On AT, a primetime table for two for this Wednesday at Carbone goes for ~$250. For this fee, you’ll receive someone else’s Resy booking. You’ll check in as/impersonate them when you show up at your appointed time. (Restaurants mostly seem to be looking the other way on this, which is curious and perhaps ephemeral, but for now, enjoy the light role play.) And, of course, you’ll pay for your meal on top of the cost of the reservation.

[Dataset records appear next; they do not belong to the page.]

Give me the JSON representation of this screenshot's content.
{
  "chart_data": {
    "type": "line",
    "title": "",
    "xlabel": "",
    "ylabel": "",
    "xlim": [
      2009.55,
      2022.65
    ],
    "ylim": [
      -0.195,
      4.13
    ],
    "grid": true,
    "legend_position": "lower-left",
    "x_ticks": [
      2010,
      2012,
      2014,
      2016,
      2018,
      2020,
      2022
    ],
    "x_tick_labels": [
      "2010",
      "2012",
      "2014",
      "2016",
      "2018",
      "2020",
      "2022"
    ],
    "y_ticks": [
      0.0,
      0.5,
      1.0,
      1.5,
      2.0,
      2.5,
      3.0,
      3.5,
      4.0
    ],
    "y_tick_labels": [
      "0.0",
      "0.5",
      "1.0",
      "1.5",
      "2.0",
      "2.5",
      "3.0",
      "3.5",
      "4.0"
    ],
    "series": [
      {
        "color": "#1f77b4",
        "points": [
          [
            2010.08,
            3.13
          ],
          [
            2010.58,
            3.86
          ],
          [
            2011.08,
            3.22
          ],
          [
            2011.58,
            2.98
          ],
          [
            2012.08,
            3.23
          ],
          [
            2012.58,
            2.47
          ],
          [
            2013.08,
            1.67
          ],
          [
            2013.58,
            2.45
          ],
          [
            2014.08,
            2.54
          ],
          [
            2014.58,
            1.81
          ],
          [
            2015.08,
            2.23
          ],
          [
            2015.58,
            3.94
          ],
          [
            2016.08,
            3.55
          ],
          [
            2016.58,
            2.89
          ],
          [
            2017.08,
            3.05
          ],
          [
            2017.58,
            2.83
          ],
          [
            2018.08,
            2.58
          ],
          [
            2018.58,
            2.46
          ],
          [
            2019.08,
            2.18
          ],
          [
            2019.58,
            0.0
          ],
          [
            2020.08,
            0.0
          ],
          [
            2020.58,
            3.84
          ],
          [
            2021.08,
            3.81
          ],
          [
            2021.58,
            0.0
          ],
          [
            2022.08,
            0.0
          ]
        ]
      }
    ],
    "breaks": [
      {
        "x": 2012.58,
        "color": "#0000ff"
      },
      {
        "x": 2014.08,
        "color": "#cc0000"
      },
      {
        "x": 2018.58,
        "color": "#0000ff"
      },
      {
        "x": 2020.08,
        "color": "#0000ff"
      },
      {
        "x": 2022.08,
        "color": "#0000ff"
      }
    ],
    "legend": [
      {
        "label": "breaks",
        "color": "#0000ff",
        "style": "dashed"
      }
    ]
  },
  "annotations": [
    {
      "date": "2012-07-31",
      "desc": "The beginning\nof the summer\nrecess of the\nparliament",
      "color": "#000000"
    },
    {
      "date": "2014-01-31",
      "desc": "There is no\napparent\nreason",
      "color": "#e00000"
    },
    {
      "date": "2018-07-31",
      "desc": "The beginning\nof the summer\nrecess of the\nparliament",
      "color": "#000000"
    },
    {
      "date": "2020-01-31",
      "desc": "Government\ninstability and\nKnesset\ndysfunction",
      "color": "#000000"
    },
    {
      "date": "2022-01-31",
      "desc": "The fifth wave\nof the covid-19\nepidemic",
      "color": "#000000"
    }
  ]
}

On Dorsia, one books as oneself and pre-pays for a guaranteed minimum spend for that night. For most nights at Carbone, that’s $500 per person.
So is the Dorsia $500/pp guarantee a better or worse deal than dropping $250 for someone else’s Carbone reservation on AT? Assuming two apps ($30 each), one pasta ($36), and two mains ($85 each), that’s $266. Spend more than $484 on drinks and dessert and Dorsia is the better deal, even without the fear factor of pretending to be someone you’re not. Go big and spend more than $734 (an extra special bottle, maybe the porterhouse for two) and you’re not paying for that reservation at all.
Of course, the lower the guarantee, the less ground to make up. Other Major Food Group restaurants are available on Dorsia for smaller commitments, like Torrisi at $300 per and poor, sweet Dirty French at $85 per. What’s perhaps more interesting is that you could dine at Rezdôra tonight for $190 per, a $380 guarantee for two that seems likely to be met without even asking for the wine list.
And here, we have the makings of the Dorsia Index. More soon.